We passed through other vegetation zones as we climbed. Next up was the krummholz.
Krummholz is a German word meaning “twisted wood.” It describes the stunted, deformed vegetation and flagged coniferous trees found in subalpine areas.
We’ve encountered it before in other windswept areas, such as the Dolly Sods in West Virginia.
Soon enough, we reached the Castle at 4,610’ (note the elevation sign to Robb’s right. Also note that he’s wearing a jacket now, and Don is wearing gloves; it’s in the 50°s, and windy. Other tourists look a little under-dressed for the weather.)
Now we were in the alpine zone. Cold, ice, desiccating wind and blazing sun severely limit growing things here to grasses, small ground-hugging plants, low shrubs and lichens.
After a nice lunch at the Café, we were ready for the short walk to the summit of Whiteface. Look, they’ve even given us steps to make our walk easier. Easy peasy, right?
Adding to the difficulty was the surface – uneven and slick rocks. Much of the climb involved stepping from big rock to bigger rock, often just a little too far and too high for my legs to reach.
Don’t look down! The trail climbed the knife-edge of a ridge; a few feet on either side was a near-vertical drop. Fortunately, there were those handrails…
There were a lot of people, including kids, going both directions on the trail.

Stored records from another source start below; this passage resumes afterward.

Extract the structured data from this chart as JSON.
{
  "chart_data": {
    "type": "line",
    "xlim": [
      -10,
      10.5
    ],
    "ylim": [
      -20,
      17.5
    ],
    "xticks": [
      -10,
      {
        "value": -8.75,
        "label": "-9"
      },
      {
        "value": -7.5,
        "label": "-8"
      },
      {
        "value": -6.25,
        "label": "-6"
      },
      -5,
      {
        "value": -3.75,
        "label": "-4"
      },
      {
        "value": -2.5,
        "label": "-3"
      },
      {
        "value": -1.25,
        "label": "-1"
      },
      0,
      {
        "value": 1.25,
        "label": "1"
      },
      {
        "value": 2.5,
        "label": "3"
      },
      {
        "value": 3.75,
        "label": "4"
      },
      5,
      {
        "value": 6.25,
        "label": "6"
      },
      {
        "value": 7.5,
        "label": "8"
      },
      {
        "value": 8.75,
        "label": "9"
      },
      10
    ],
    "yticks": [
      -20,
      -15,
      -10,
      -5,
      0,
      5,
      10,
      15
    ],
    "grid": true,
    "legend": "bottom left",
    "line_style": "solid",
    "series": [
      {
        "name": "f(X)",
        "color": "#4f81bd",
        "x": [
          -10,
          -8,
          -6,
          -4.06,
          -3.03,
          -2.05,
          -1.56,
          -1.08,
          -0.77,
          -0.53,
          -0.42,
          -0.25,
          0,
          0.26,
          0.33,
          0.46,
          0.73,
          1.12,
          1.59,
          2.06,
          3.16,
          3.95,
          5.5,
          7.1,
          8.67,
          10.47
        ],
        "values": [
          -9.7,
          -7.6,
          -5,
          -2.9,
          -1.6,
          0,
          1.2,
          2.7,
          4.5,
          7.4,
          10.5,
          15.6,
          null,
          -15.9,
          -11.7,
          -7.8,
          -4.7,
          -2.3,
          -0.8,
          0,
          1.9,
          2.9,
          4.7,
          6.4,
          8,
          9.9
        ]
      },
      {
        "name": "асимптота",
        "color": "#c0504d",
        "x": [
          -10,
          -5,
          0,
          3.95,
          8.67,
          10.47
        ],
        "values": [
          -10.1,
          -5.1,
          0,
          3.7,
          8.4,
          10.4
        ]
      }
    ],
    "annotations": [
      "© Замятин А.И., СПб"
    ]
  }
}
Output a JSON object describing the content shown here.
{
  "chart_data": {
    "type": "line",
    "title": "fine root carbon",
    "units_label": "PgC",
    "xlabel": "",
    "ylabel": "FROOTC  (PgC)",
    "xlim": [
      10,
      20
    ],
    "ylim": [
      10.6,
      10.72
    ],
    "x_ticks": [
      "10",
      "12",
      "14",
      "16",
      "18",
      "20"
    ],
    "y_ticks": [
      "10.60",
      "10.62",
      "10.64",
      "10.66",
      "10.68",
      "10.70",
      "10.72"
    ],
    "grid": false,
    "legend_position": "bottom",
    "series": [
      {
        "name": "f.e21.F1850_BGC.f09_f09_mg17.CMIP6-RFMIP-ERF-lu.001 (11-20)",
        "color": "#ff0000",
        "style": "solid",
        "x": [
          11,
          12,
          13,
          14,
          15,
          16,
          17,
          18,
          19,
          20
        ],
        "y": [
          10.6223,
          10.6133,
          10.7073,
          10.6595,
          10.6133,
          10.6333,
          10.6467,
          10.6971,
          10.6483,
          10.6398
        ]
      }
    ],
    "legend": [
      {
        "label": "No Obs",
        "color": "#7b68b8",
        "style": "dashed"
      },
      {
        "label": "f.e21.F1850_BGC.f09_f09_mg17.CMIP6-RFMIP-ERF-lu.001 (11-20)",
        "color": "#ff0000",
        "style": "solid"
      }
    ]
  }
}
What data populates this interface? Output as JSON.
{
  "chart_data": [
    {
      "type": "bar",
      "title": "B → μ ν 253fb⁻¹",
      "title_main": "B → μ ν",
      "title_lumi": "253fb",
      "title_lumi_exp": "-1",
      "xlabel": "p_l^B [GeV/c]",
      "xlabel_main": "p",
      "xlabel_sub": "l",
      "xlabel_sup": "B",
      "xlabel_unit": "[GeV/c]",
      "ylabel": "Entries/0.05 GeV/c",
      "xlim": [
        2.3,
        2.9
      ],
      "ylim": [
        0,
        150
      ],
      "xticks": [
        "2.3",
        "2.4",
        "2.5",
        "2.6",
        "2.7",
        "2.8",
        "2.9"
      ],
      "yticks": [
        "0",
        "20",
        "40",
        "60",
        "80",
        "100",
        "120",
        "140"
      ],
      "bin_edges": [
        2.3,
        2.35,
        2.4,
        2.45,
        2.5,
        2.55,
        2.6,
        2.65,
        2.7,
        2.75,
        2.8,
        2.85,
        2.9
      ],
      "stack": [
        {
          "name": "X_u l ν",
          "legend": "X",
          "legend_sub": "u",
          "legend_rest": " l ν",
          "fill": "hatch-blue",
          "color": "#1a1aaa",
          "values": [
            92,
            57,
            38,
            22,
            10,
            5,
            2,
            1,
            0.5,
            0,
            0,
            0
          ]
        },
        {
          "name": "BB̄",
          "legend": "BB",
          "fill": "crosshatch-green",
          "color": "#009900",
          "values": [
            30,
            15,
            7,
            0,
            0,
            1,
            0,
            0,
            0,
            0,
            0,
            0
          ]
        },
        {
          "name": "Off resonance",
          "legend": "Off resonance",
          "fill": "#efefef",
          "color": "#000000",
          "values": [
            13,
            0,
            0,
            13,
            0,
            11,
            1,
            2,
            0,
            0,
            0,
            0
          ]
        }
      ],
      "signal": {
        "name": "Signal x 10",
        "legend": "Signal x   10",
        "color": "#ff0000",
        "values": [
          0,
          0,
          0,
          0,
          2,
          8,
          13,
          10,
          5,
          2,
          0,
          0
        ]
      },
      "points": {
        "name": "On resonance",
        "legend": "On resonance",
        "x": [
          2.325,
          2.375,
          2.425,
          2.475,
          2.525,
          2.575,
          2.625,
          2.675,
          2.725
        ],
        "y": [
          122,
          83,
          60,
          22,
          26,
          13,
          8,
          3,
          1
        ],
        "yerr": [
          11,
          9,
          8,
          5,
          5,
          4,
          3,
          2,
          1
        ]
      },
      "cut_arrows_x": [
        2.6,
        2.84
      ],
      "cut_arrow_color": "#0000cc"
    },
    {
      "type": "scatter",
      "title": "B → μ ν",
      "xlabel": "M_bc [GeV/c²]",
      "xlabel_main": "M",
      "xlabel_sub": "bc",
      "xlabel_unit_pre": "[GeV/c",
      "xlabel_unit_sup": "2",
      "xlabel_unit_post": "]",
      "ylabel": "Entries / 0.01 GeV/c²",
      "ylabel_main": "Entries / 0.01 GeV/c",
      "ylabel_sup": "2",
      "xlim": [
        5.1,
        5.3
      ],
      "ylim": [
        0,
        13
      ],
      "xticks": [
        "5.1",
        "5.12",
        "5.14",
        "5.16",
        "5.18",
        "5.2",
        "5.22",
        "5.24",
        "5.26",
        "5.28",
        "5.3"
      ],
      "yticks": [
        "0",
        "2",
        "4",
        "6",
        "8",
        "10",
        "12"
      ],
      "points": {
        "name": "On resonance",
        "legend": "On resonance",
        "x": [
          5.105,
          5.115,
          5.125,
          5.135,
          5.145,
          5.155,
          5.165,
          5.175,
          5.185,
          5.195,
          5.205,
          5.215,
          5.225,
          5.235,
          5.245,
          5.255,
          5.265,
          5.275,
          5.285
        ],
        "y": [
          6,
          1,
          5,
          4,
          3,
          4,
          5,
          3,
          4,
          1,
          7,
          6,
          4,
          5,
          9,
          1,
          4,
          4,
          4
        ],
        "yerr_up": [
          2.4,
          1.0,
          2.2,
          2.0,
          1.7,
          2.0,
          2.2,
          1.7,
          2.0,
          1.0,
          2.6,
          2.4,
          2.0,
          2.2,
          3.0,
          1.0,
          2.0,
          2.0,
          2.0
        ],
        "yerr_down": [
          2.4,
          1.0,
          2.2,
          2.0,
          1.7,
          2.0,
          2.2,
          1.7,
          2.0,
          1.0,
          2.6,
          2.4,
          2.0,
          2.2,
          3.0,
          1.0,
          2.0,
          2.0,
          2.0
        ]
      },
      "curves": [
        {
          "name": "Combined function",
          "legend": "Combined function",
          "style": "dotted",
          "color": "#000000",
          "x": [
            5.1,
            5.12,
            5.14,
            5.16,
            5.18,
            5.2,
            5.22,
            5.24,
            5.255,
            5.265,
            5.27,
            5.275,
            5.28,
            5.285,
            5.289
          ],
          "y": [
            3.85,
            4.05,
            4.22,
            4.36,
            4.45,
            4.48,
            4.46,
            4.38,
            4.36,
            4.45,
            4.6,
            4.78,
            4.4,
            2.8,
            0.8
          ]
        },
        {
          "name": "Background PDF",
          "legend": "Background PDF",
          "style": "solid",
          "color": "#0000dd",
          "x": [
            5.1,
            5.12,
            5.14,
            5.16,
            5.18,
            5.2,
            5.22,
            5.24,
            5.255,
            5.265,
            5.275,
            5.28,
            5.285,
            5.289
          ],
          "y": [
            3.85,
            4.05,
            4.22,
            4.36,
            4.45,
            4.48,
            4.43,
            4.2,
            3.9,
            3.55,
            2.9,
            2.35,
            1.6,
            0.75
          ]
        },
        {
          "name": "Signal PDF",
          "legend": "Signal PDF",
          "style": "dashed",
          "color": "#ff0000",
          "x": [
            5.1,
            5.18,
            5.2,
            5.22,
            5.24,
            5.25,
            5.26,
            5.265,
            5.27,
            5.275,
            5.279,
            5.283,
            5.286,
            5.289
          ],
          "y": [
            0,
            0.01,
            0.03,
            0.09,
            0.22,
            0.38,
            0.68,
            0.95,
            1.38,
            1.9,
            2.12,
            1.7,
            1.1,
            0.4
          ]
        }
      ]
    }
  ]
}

Pacing yourself, reading the frequent interpretative signs and taking photos, wasn’t in the cards. You had to keep up with the flow. I don’t know the gentleman at left, didn’t get a modeling release, but he gives a nice sense of scale.
Here is where we were all going. On the summit of Whiteface Mountain is the Atmospheric Science Research Center & Summit Weather Observatory. The elevator ends here, when it’s working. Surrounding the buildings is a wide patio offering 360° views of the Adirondacks, and on clear days, Lake Champlain, Vermont and even Canada. We didn’t have a clear day; it was quite hazy.
Don and Robb at the summit of Whiteface Mountain. Lake Placid in the background. Yes, that is a bug to the left of Don. There were a surprising number of insects up this high. Also, large black birds. An argument about whether they were crows or ravens immediately broke out, and was never satisfactorily resolved.
FUN FACT: The Adirondacks are the only mountains east of the Mississippi that are not geologically related to the Appalachian range. It took us a while to accept that! The Adirondacks are part of a much older formation that formed over a billion years ago under miles of overlying rock. Through repeated uplifts and erosion of overlying material the mountains are now exposed. The predominant rock of the High Peaks area is anorthosite, an igneous rock rich in feldspar. If at times on the summit we felt as if we were exploring a lunar landscape, there was good reason – anorthosite is more commonly found on the Moon!
This is the easy way, the trail. From this, and the image at the beginning of this tale, you can really see how narrow the ridge line is. The top of the Castle tower just peeks above to the right, with parking area visible far below.
Let’s review: Mt. Mitchell, NC, 6,684’ high? Check. Clingmans Dome, TN at 6,643’? Been there, done that.
Whiteface Mountain, NY, elevation 4,867’? Yup! Now we can say we climbed one of the ADK 46, and experienced the wonder of life on the summit of an Adirondack High Peak.